I had no labs taken yesterday!!!

So, as my wife quipped "Well, somebody's labs were great yesterday!"

Mike D.
 
A number of years ago, my husband was hospitalized for a serious cardiac event. While he received excellent medical treatment in the ER, the rest of his hospital stay was horrible -- a near fatal reaction to a drug he shouldn't have received, a cardiology fellow who gave me flippant, dismissive answers to my questions... And all this was at one of the nation's most highly regarded hospitals for cardiac care.

Once he returned home and was on the way to full recovery, I decided to file a formal complaint with the hospital's review board. I provided as much fact as I could remember and explained that my intent was not to harm anyone's career, but to ensure that no other family ever went through what he (and I) did during an extremely stressful event. I am glad I reported this as shortly after, we learned that the hospital was about to implement new regs...including staff training for all who encounter patients and families. DH and I have both been patients at this hospital subsequent to this episode, and we've both noticed a real difference.

Not saying that we alone made the difference, but if no one speaks up, nothing changes.
 
I'm posting while waiting for the doctor at an appointment for Lena. Instead of having her medical records electronically transferred, she writes her history from memory on a form, and then the nurse reads it and types it into the computer.

So they are about 25 years behind.
 
Yesterday, I went for a follow-up visit with the transplant team after my hospitalization. I had a 10 am appointment and was not seen until 12:45! They are in disarray at the transplant center. I had no labs done, just saw nurses who asked me questions about my meds and finally the transplant doctor who listened to my lungs with his stethascope and made a few small changes to my third tier meds which I don't agree with. I manage my transplants through my nephrologist who pays much closer attn to me. I have a call into him about my med changes.

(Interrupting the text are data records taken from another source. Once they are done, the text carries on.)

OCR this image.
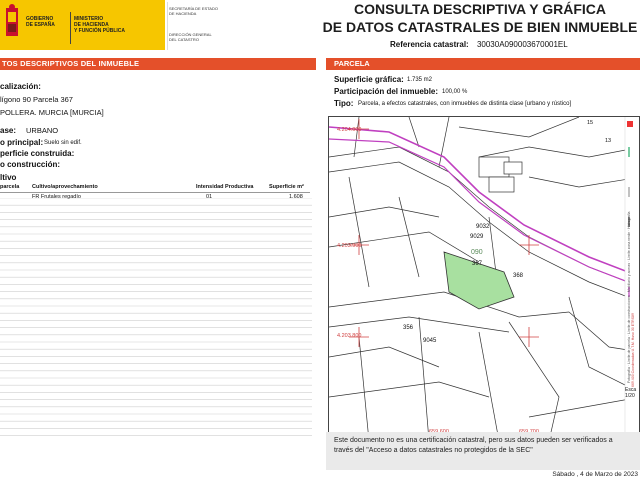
GOBIERNO
DE ESPAÑA
MINISTERIO
DE HACIENDA
Y FUNCIÓN PÚBLICA
SECRETARÍA DE ESTADO
DE HACIENDA
DIRECCIÓN GENERAL
DEL CATASTRO
CONSULTA DESCRIPTIVA Y GRÁFICA
DE DATOS CATASTRALES DE BIEN INMUEBLE
Referencia catastral: 30030A090003670001EL
TOS DESCRIPTIVOS DEL INMUEBLE
calización:
lígono 90 Parcela 367
POLLERA. MURCIA [MURCIA]
ase: URBANO
o principal: Suelo sin edif.
perficie construida:
o construcción:
ltivo
parcela Cultivo/aprovechamiento	Intensidad Productiva	Superficie m²
FR Frutales regadío	01	1.608
PARCELA
Superficie gráfica: 1.735 m2
Participación del inmueble: 100,00 %
Tipo: Parcela, a efectos catastrales, con inmuebles de distinta clase [urbano y rústico]
4.204.000
4.203.900
4.203.800
9032
9029
090
367
368
356
9045
15
13
Fotografía · Límite de parcela · Límite de construcciones · Mobiliario y aceras · Límite zona verde · Hidrografía
Esca
1/20
669.400 Coordenadas U.T.M. Huso 30 ETRS89
Este documento no es una certificación catastral, pero sus datos pueden ser verificados a través del "Acceso a datos catastrales no protegidos de la SEC"
Sábado , 4 de Marzo de 2023
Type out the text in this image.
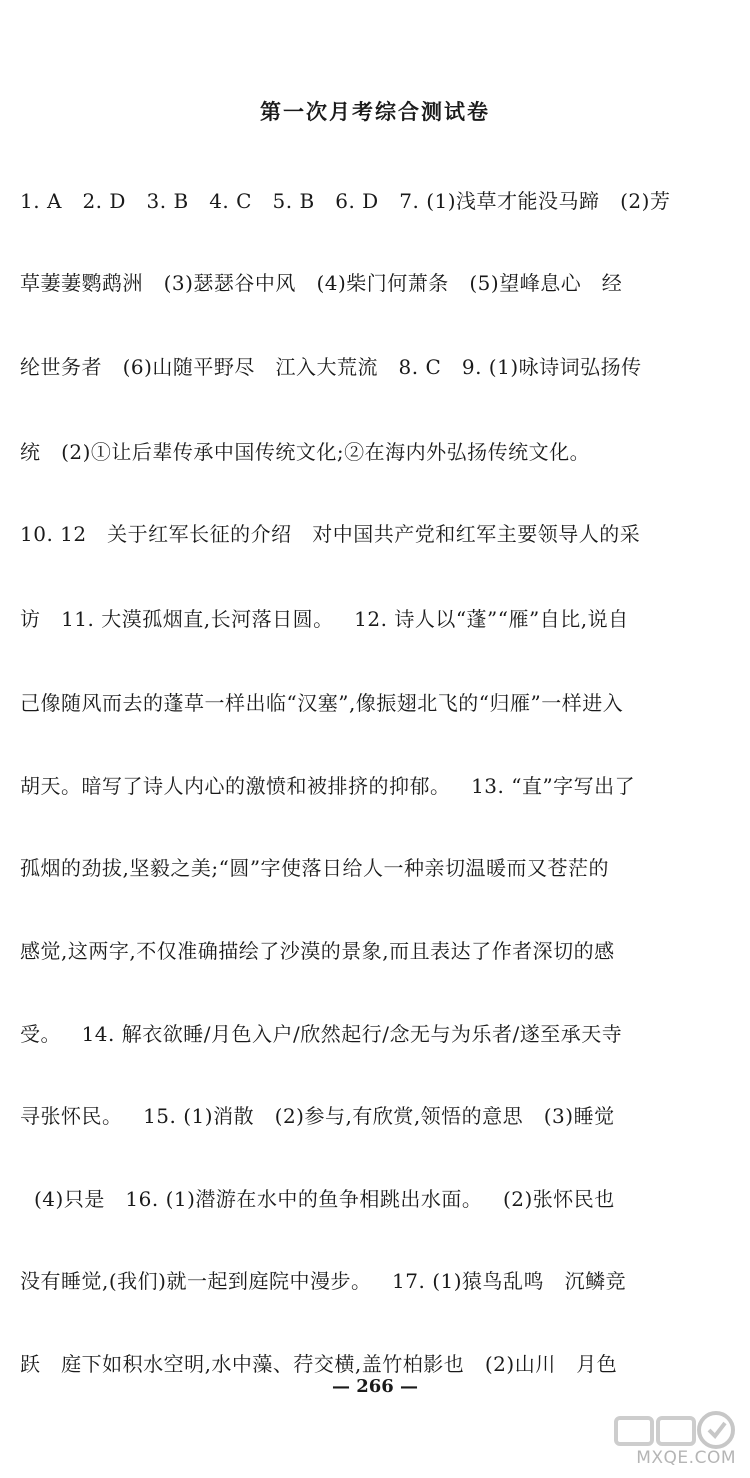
第一次月考综合测试卷
1. A   2. D   3. B   4. C   5. B   6. D   7. (1)浅草才能没马蹄   (2)芳
草萋萋鹦鹉洲   (3)瑟瑟谷中风   (4)柴门何萧条   (5)望峰息心   经
纶世务者   (6)山随平野尽   江入大荒流   8. C   9. (1)咏诗词弘扬传
统   (2)①让后辈传承中国传统文化;②在海内外弘扬传统文化。
10. 12   关于红军长征的介绍   对中国共产党和红军主要领导人的采
访   11. 大漠孤烟直,长河落日圆。   12. 诗人以“蓬”“雁”自比,说自
己像随风而去的蓬草一样出临“汉塞”,像振翅北飞的“归雁”一样进入
胡天。暗写了诗人内心的激愤和被排挤的抑郁。   13. “直”字写出了
孤烟的劲拔,坚毅之美;“圆”字使落日给人一种亲切温暖而又苍茫的
感觉,这两字,不仅准确描绘了沙漠的景象,而且表达了作者深切的感
受。   14. 解衣欲睡/月色入户/欣然起行/念无与为乐者/遂至承天寺
寻张怀民。   15. (1)消散   (2)参与,有欣赏,领悟的意思   (3)睡觉
(4)只是   16. (1)潜游在水中的鱼争相跳出水面。   (2)张怀民也
没有睡觉,(我们)就一起到庭院中漫步。   17. (1)猿鸟乱鸣   沉鳞竞
跃   庭下如积水空明,水中藻、荇交横,盖竹柏影也   (2)山川   月色
— 266 —
MXQE.COM
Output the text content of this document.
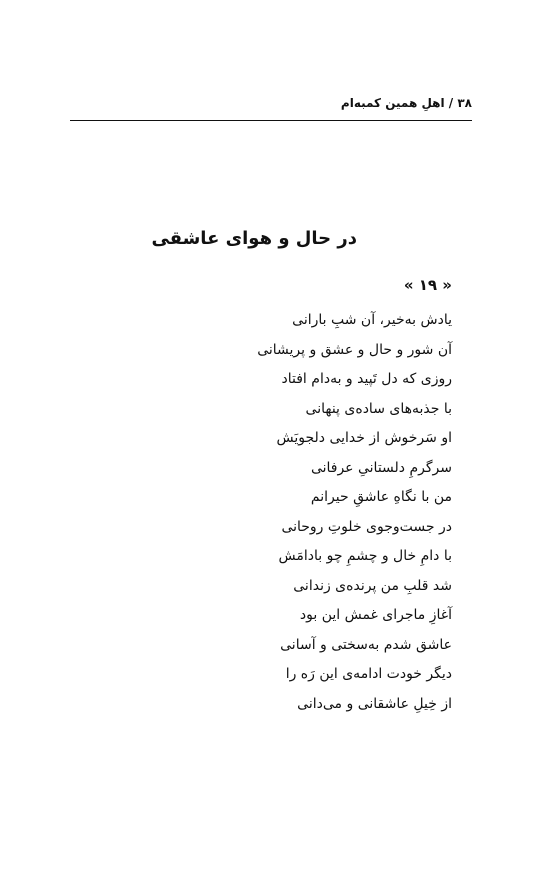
۳۸ / اهلِ همین کمبه‌ام
در حال و هوای عاشقی
« ۱۹ »
یادش به‌خیر، آن شبِ بارانی
آن شور و حال و عشق و پریشانی
روزی که دل تَپید و به‌دام افتاد
با جذبه‌های ساده‌ی پنهانی
او سَرخوش از خدایی دلجویَش
سرگرمِ دلستانیِ عرفانی
من با نگاهِ عاشقِ حیرانم
در جست‌وجوی خلوتِ روحانی
با دامِ خال و چشمِ چو بادامَش
شد قلبِ من پرنده‌ی زندانی
آغازِ ماجرای غمش این بود
عاشق شدم به‌سختی و آسانی
دیگر خودت ادامه‌ی این رَه را
از خِیلِ عاشقانی و می‌دانی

Today, I received an email from my transplant co-ordinator:
"By the way, initial results from labs yesterday look great! I will review the completed version with Dr. Wali and let you know if he wants to change anything.
Thanks,
Nikki"

I had no labs taken yesterday!!!

So, as my wife quipped "Well, somebody's labs were great yesterday!"

Mike D.

That is unbelievable Mike, these folks sound dangerous.
 
It's scary to think of what happens to people who don't question things, understand what's going on, or have an advocate with them. Good luck Mike.